In twenty years perhaps Nemeroff will forget that he “wrote” this book, just as the first President Bush forgot about a book he “wrote”.

Thanks to Alex Chernavsky.

The Decline Effect

A new article in The New Yorker by Jonah Lehrer is about declines in the size of experimental or quasi-experimental effects over time. For example, Jonathan Schooler, an experimental psychologist, found that if subjects are asked to describe a face soon after seeing it their later memory for the face is worse. As Schooler continued to study the effect, it appeared to get weaker.
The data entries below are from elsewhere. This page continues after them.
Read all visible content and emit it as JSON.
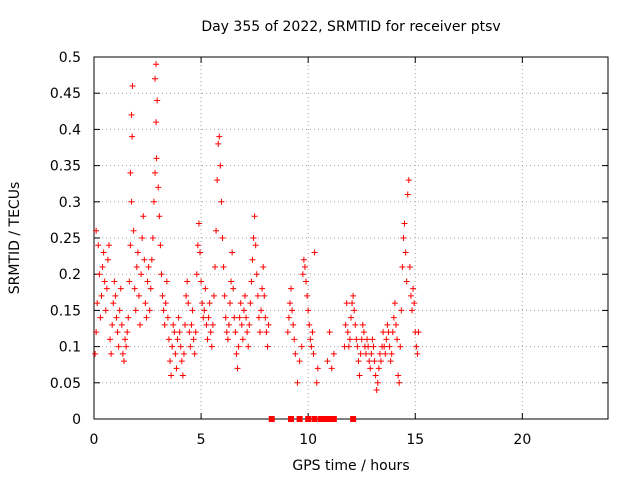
{
  "chart_data": {
    "type": "scatter",
    "title": "Day 355 of 2022, SRMTID for receiver ptsv",
    "xlabel": "GPS time / hours",
    "ylabel": "SRMTID / TECUs",
    "xlim": [
      0,
      24
    ],
    "ylim": [
      0,
      0.5
    ],
    "x_ticks": [
      0,
      5,
      10,
      15,
      20
    ],
    "y_ticks": [
      0,
      0.05,
      0.1,
      0.15,
      0.2,
      0.25,
      0.3,
      0.35,
      0.4,
      0.45,
      0.5
    ],
    "x_tick_labels": [
      "0",
      "5",
      "10",
      "15",
      "20"
    ],
    "y_tick_labels": [
      "0",
      "0.05",
      "0.1",
      "0.15",
      "0.2",
      "0.25",
      "0.3",
      "0.35",
      "0.4",
      "0.45",
      "0.5"
    ],
    "grid": true,
    "marker": "plus",
    "color": "#ff0000",
    "series": [
      {
        "points": [
          [
            0.05,
            0.09
          ],
          [
            0.1,
            0.12
          ],
          [
            0.15,
            0.16
          ],
          [
            0.1,
            0.26
          ],
          [
            0.2,
            0.24
          ],
          [
            0.25,
            0.2
          ],
          [
            0.3,
            0.14
          ],
          [
            0.35,
            0.17
          ],
          [
            0.4,
            0.21
          ],
          [
            0.45,
            0.23
          ],
          [
            0.5,
            0.19
          ],
          [
            0.55,
            0.15
          ],
          [
            0.6,
            0.18
          ],
          [
            0.65,
            0.22
          ],
          [
            0.7,
            0.24
          ],
          [
            0.75,
            0.11
          ],
          [
            0.8,
            0.09
          ],
          [
            0.85,
            0.13
          ],
          [
            0.9,
            0.16
          ],
          [
            0.95,
            0.19
          ],
          [
            1.0,
            0.17
          ],
          [
            1.05,
            0.14
          ],
          [
            1.1,
            0.12
          ],
          [
            1.15,
            0.1
          ],
          [
            1.2,
            0.15
          ],
          [
            1.25,
            0.18
          ],
          [
            1.3,
            0.13
          ],
          [
            1.35,
            0.09
          ],
          [
            1.4,
            0.08
          ],
          [
            1.45,
            0.11
          ],
          [
            1.5,
            0.1
          ],
          [
            1.55,
            0.12
          ],
          [
            1.6,
            0.14
          ],
          [
            1.65,
            0.19
          ],
          [
            1.7,
            0.24
          ],
          [
            1.75,
            0.3
          ],
          [
            1.7,
            0.34
          ],
          [
            1.75,
            0.42
          ],
          [
            1.8,
            0.46
          ],
          [
            1.78,
            0.39
          ],
          [
            1.85,
            0.26
          ],
          [
            1.9,
            0.18
          ],
          [
            1.95,
            0.15
          ],
          [
            2.0,
            0.21
          ],
          [
            2.05,
            0.23
          ],
          [
            2.1,
            0.17
          ],
          [
            2.15,
            0.13
          ],
          [
            2.2,
            0.2
          ],
          [
            2.25,
            0.25
          ],
          [
            2.3,
            0.28
          ],
          [
            2.35,
            0.22
          ],
          [
            2.4,
            0.16
          ],
          [
            2.45,
            0.14
          ],
          [
            2.5,
            0.19
          ],
          [
            2.55,
            0.21
          ],
          [
            2.6,
            0.15
          ],
          [
            2.65,
            0.18
          ],
          [
            2.7,
            0.22
          ],
          [
            2.75,
            0.25
          ],
          [
            2.8,
            0.3
          ],
          [
            2.85,
            0.34
          ],
          [
            2.9,
            0.41
          ],
          [
            2.85,
            0.47
          ],
          [
            2.9,
            0.49
          ],
          [
            2.95,
            0.44
          ],
          [
            2.92,
            0.36
          ],
          [
            3.0,
            0.32
          ],
          [
            3.05,
            0.28
          ],
          [
            3.1,
            0.24
          ],
          [
            3.15,
            0.2
          ],
          [
            3.2,
            0.17
          ],
          [
            3.25,
            0.15
          ],
          [
            3.3,
            0.13
          ],
          [
            3.35,
            0.16
          ],
          [
            3.4,
            0.19
          ],
          [
            3.45,
            0.14
          ],
          [
            3.5,
            0.11
          ],
          [
            3.55,
            0.08
          ],
          [
            3.6,
            0.06
          ],
          [
            3.65,
            0.1
          ],
          [
            3.7,
            0.13
          ],
          [
            3.75,
            0.12
          ],
          [
            3.8,
            0.09
          ],
          [
            3.85,
            0.07
          ],
          [
            3.9,
            0.11
          ],
          [
            3.95,
            0.14
          ],
          [
            4.0,
            0.12
          ],
          [
            4.05,
            0.1
          ],
          [
            4.1,
            0.08
          ],
          [
            4.15,
            0.06
          ],
          [
            4.2,
            0.09
          ],
          [
            4.25,
            0.13
          ],
          [
            4.3,
            0.17
          ],
          [
            4.35,
            0.19
          ],
          [
            4.4,
            0.16
          ],
          [
            4.45,
            0.12
          ],
          [
            4.5,
            0.1
          ],
          [
            4.55,
            0.13
          ],
          [
            4.6,
            0.15
          ],
          [
            4.65,
            0.11
          ],
          [
            4.7,
            0.09
          ],
          [
            4.75,
            0.12
          ],
          [
            4.8,
            0.2
          ],
          [
            4.85,
            0.24
          ],
          [
            4.9,
            0.27
          ],
          [
            4.95,
            0.23
          ],
          [
            5.0,
            0.19
          ],
          [
            5.05,
            0.16
          ],
          [
            5.1,
            0.14
          ],
          [
            5.15,
            0.15
          ],
          [
            5.2,
            0.18
          ],
          [
            5.25,
            0.13
          ],
          [
            5.3,
            0.11
          ],
          [
            5.35,
            0.14
          ],
          [
            5.4,
            0.16
          ],
          [
            5.45,
            0.12
          ],
          [
            5.5,
            0.1
          ],
          [
            5.55,
            0.13
          ],
          [
            5.6,
            0.17
          ],
          [
            5.65,
            0.21
          ],
          [
            5.7,
            0.26
          ],
          [
            5.75,
            0.33
          ],
          [
            5.8,
            0.38
          ],
          [
            5.85,
            0.39
          ],
          [
            5.9,
            0.35
          ],
          [
            5.95,
            0.3
          ],
          [
            6.0,
            0.25
          ],
          [
            6.05,
            0.21
          ],
          [
            6.1,
            0.17
          ],
          [
            6.15,
            0.14
          ],
          [
            6.2,
            0.12
          ],
          [
            6.25,
            0.11
          ],
          [
            6.3,
            0.13
          ],
          [
            6.35,
            0.16
          ],
          [
            6.4,
            0.19
          ],
          [
            6.45,
            0.23
          ],
          [
            6.5,
            0.18
          ],
          [
            6.55,
            0.14
          ],
          [
            6.6,
            0.12
          ],
          [
            6.65,
            0.09
          ],
          [
            6.7,
            0.07
          ],
          [
            6.75,
            0.1
          ],
          [
            6.8,
            0.14
          ],
          [
            6.85,
            0.16
          ],
          [
            6.9,
            0.13
          ],
          [
            6.95,
            0.11
          ],
          [
            7.0,
            0.15
          ],
          [
            7.05,
            0.17
          ],
          [
            7.1,
            0.14
          ],
          [
            7.15,
            0.12
          ],
          [
            7.2,
            0.1
          ],
          [
            7.25,
            0.13
          ],
          [
            7.3,
            0.16
          ],
          [
            7.35,
            0.19
          ],
          [
            7.4,
            0.22
          ],
          [
            7.45,
            0.25
          ],
          [
            7.5,
            0.28
          ],
          [
            7.55,
            0.24
          ],
          [
            7.6,
            0.2
          ],
          [
            7.65,
            0.17
          ],
          [
            7.7,
            0.14
          ],
          [
            7.75,
            0.12
          ],
          [
            7.8,
            0.15
          ],
          [
            7.85,
            0.18
          ],
          [
            7.9,
            0.21
          ],
          [
            7.95,
            0.17
          ],
          [
            8.0,
            0.14
          ],
          [
            8.05,
            0.12
          ],
          [
            8.1,
            0.1
          ],
          [
            8.15,
            0.13
          ],
          [
            9.05,
            0.12
          ],
          [
            9.1,
            0.14
          ],
          [
            9.15,
            0.16
          ],
          [
            9.2,
            0.18
          ],
          [
            9.25,
            0.15
          ],
          [
            9.3,
            0.13
          ],
          [
            9.35,
            0.11
          ],
          [
            9.4,
            0.09
          ],
          [
            9.5,
            0.05
          ],
          [
            9.6,
            0.08
          ],
          [
            9.7,
            0.1
          ],
          [
            9.75,
            0.2
          ],
          [
            9.8,
            0.22
          ],
          [
            9.85,
            0.21
          ],
          [
            9.9,
            0.19
          ],
          [
            9.95,
            0.17
          ],
          [
            10.0,
            0.15
          ],
          [
            10.05,
            0.13
          ],
          [
            10.1,
            0.11
          ],
          [
            10.15,
            0.1
          ],
          [
            10.2,
            0.12
          ],
          [
            10.25,
            0.09
          ],
          [
            10.3,
            0.23
          ],
          [
            10.4,
            0.05
          ],
          [
            10.45,
            0.07
          ],
          [
            10.9,
            0.08
          ],
          [
            11.0,
            0.12
          ],
          [
            11.1,
            0.07
          ],
          [
            11.2,
            0.09
          ],
          [
            11.7,
            0.1
          ],
          [
            11.75,
            0.13
          ],
          [
            11.8,
            0.16
          ],
          [
            11.85,
            0.12
          ],
          [
            11.9,
            0.1
          ],
          [
            11.95,
            0.11
          ],
          [
            12.0,
            0.14
          ],
          [
            12.05,
            0.16
          ],
          [
            12.1,
            0.17
          ],
          [
            12.15,
            0.15
          ],
          [
            12.2,
            0.13
          ],
          [
            12.25,
            0.11
          ],
          [
            12.3,
            0.1
          ],
          [
            12.35,
            0.08
          ],
          [
            12.4,
            0.06
          ],
          [
            12.45,
            0.09
          ],
          [
            12.5,
            0.11
          ],
          [
            12.55,
            0.13
          ],
          [
            12.6,
            0.12
          ],
          [
            12.65,
            0.1
          ],
          [
            12.7,
            0.09
          ],
          [
            12.75,
            0.11
          ],
          [
            12.8,
            0.1
          ],
          [
            12.85,
            0.08
          ],
          [
            12.9,
            0.07
          ],
          [
            12.95,
            0.09
          ],
          [
            13.0,
            0.11
          ],
          [
            13.05,
            0.1
          ],
          [
            13.1,
            0.08
          ],
          [
            13.15,
            0.06
          ],
          [
            13.2,
            0.04
          ],
          [
            13.25,
            0.05
          ],
          [
            13.3,
            0.07
          ],
          [
            13.35,
            0.09
          ],
          [
            13.4,
            0.08
          ],
          [
            13.45,
            0.1
          ],
          [
            13.5,
            0.12
          ],
          [
            13.55,
            0.1
          ],
          [
            13.6,
            0.09
          ],
          [
            13.65,
            0.11
          ],
          [
            13.7,
            0.13
          ],
          [
            13.75,
            0.12
          ],
          [
            13.8,
            0.1
          ],
          [
            13.85,
            0.08
          ],
          [
            13.9,
            0.09
          ],
          [
            13.95,
            0.12
          ],
          [
            14.0,
            0.14
          ],
          [
            14.05,
            0.16
          ],
          [
            14.1,
            0.13
          ],
          [
            14.15,
            0.11
          ],
          [
            14.2,
            0.06
          ],
          [
            14.25,
            0.05
          ],
          [
            14.3,
            0.1
          ],
          [
            14.35,
            0.15
          ],
          [
            14.4,
            0.21
          ],
          [
            14.45,
            0.25
          ],
          [
            14.5,
            0.27
          ],
          [
            14.55,
            0.23
          ],
          [
            14.6,
            0.19
          ],
          [
            14.65,
            0.31
          ],
          [
            14.7,
            0.33
          ],
          [
            14.75,
            0.21
          ],
          [
            14.8,
            0.17
          ],
          [
            14.85,
            0.15
          ],
          [
            14.9,
            0.18
          ],
          [
            14.95,
            0.16
          ],
          [
            15.0,
            0.12
          ],
          [
            15.05,
            0.1
          ],
          [
            15.1,
            0.09
          ],
          [
            15.15,
            0.12
          ]
        ]
      },
      {
        "points": [
          [
            8.3,
            0
          ],
          [
            9.2,
            0
          ],
          [
            9.6,
            0
          ],
          [
            10.0,
            0
          ],
          [
            10.3,
            0
          ],
          [
            10.6,
            0
          ],
          [
            10.8,
            0
          ],
          [
            11.0,
            0
          ],
          [
            11.1,
            0
          ],
          [
            11.2,
            0
          ],
          [
            12.1,
            0
          ]
        ]
      }
    ]
  }
}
The article also describes examples from drug trials (a anti-psychotic drug appeared to become weaker over 15 years) and ecology (the effect of male symmetry on mating success got weaker over years).
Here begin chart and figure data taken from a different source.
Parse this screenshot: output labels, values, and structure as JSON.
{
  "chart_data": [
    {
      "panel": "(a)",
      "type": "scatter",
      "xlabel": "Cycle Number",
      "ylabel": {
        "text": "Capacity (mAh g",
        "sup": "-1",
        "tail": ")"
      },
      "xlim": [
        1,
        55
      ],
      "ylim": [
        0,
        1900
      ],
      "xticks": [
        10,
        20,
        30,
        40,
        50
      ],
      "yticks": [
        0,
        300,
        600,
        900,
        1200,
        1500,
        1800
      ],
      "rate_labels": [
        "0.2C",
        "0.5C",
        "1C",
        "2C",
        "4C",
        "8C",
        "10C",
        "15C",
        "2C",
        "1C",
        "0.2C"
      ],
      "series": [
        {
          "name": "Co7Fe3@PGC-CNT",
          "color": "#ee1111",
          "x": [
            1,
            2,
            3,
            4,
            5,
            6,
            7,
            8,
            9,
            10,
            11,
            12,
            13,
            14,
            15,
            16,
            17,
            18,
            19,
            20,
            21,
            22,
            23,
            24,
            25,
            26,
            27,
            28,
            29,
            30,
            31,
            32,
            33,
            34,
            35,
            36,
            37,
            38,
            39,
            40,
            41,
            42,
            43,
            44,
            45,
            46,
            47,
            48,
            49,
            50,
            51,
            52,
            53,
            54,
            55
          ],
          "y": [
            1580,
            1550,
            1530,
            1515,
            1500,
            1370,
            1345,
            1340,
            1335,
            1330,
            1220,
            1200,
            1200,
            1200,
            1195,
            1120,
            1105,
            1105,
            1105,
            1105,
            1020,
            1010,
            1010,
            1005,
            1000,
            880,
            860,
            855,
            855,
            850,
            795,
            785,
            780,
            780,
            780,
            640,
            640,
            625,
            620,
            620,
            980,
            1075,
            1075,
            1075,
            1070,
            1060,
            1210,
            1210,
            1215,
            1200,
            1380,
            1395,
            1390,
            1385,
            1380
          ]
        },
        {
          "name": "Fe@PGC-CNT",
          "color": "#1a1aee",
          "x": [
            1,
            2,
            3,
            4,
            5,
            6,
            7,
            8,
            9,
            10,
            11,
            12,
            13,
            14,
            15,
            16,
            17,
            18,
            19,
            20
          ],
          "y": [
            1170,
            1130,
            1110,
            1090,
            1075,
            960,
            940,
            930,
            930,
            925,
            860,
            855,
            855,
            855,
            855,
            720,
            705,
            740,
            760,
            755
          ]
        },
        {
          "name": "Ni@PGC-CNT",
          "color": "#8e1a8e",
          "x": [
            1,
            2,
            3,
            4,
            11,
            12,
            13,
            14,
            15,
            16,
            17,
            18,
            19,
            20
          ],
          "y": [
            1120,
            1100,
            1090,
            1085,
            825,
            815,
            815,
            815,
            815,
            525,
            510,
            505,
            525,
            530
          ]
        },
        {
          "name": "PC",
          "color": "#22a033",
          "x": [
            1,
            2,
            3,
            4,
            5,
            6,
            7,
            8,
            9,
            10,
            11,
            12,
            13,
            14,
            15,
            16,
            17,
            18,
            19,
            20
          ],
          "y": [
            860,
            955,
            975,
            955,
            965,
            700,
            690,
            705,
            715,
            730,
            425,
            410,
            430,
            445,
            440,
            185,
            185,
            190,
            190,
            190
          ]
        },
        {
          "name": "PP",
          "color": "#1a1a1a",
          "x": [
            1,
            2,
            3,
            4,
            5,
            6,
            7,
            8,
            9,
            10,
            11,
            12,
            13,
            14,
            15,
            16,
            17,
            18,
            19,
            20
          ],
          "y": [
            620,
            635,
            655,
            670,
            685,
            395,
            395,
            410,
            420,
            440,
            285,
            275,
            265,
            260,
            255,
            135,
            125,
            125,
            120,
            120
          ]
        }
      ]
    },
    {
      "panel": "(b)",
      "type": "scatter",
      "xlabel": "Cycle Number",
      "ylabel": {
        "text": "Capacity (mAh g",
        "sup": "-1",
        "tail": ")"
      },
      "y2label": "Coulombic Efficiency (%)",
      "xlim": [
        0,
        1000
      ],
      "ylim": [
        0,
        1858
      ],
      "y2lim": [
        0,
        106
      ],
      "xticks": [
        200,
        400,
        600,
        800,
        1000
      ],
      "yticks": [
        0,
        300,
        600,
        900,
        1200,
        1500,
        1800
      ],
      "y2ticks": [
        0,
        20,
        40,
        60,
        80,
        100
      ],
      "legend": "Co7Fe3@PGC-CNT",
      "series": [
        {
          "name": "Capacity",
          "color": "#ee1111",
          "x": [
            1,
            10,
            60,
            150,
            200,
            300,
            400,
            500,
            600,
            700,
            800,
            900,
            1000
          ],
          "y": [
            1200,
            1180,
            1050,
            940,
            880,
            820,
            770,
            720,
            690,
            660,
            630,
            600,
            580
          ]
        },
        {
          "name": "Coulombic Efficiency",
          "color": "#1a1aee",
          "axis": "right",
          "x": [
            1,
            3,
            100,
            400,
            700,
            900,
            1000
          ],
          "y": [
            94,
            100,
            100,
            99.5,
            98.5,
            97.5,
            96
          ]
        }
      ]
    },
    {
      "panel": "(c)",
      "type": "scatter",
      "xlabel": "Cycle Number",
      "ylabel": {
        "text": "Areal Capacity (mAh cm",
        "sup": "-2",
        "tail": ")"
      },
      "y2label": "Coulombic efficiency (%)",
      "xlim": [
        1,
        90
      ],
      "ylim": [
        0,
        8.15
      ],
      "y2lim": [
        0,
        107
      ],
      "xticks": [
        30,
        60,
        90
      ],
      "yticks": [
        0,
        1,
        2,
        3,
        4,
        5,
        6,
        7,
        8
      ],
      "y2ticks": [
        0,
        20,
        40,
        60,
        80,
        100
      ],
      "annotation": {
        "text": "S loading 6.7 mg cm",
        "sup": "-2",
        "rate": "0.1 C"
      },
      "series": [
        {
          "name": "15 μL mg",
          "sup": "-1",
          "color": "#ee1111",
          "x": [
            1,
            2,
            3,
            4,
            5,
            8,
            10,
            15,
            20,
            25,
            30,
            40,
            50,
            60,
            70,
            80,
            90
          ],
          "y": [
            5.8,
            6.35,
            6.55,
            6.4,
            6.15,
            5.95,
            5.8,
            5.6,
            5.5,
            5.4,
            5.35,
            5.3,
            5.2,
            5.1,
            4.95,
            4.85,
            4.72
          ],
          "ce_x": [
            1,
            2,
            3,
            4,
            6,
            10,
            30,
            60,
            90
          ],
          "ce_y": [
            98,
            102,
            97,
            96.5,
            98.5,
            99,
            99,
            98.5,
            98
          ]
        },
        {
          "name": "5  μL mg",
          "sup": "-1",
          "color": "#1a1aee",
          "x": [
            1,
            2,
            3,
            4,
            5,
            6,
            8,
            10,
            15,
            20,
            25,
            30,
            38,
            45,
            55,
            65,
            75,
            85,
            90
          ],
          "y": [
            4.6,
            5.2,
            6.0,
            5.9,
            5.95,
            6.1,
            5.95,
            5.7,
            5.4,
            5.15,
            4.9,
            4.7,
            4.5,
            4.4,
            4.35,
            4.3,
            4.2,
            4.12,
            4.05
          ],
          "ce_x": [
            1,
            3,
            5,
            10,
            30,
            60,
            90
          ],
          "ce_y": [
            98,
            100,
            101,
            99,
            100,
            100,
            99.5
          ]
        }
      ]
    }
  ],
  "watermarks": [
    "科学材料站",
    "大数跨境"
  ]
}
It’s nice to see an ambitious unconventional article. I blogged a few weeks ago about difficulties replicating the too-many-choices effect. Difficulty of replication and the decline effect are the same thing. I could do what Jared Diamond does in Collapse: give a list of five or six reasons why this happens. (Judging by this paper, the effect, although real, is much weaker than you’d guess from Lehrer’s article.) For example, the initial report has much more flexibility of data analysis than later reports. Flexibility of analysis allows researchers to increase the size of effects.

A long list of reasons would miss a larger point (as Diamond does). A larger point is this: Science (search for truth) and profession (making a living) are not a good fit. In a dozen ways, the demands of a scientist’s job get in the way of finding and reporting truth. You need to publish, get a grant, please your colleagues, and so on. Nobody pays you for finding the truth. If that is a goal, it is several goals from the top of the list. Most jobs have customers. If a wheelwright made a bad wheel, it broke. Perhaps he had to replace it or got a bad reputation. There was fast powerful feedback. In science, feedback is long-delayed or absent. Only long after you have been promoted may it become clear anything was wrong with the papers behind your promotion. The main customers for science are other scientists. The pressure to have low standards — and thus appear better to promotion committees and non-scientists — is irresistible. Whereas if Wheelwright Y makes better wheels than Wheelwright X, customers may notice and Wheelwright Y may benefit.

There are things about making science a job that push scientists toward the truth as well, such as more money and time. When science is a job, a lot more research gets done. Fine. But how strong are the forces against finding truth? I was never surprised by the replication difficulties Lehrer writes about. I had heard plenty of examples, knew there were many reasons it happened. But I was stunned by the results of my self-experimentation. I kept finding stuff (e.g., breakfast disturbs sleep, butter improves brain function) that contradicted the official line (breakfast is the most important meal of the day, butter is dangerous). Obviously I had a better tool (self-experimentation) for finding things out. The shock was how many things that had supposedly been found out were wrong. Slowly I realized how much pressure career demands place on scientists. It is no coincidence that the person most responsible for debunking man-made global warming, Stephen McIntyre, is not a professional climatologist (or a professional scientist in any other area). Unlike them, he can say whatever he wants.

Thanks to Peter Couvares.

More In his blog, failing to see the forest for the trees, Lehrer says we must still believe in climate change (presumably man-made): climate change and evolution by natural selection “have been verified in thousands of different ways by thousands of different scientists working in many different fields.” Charles Darwin, like McIntyre, was an amateur, and therefore could say whatever he wanted.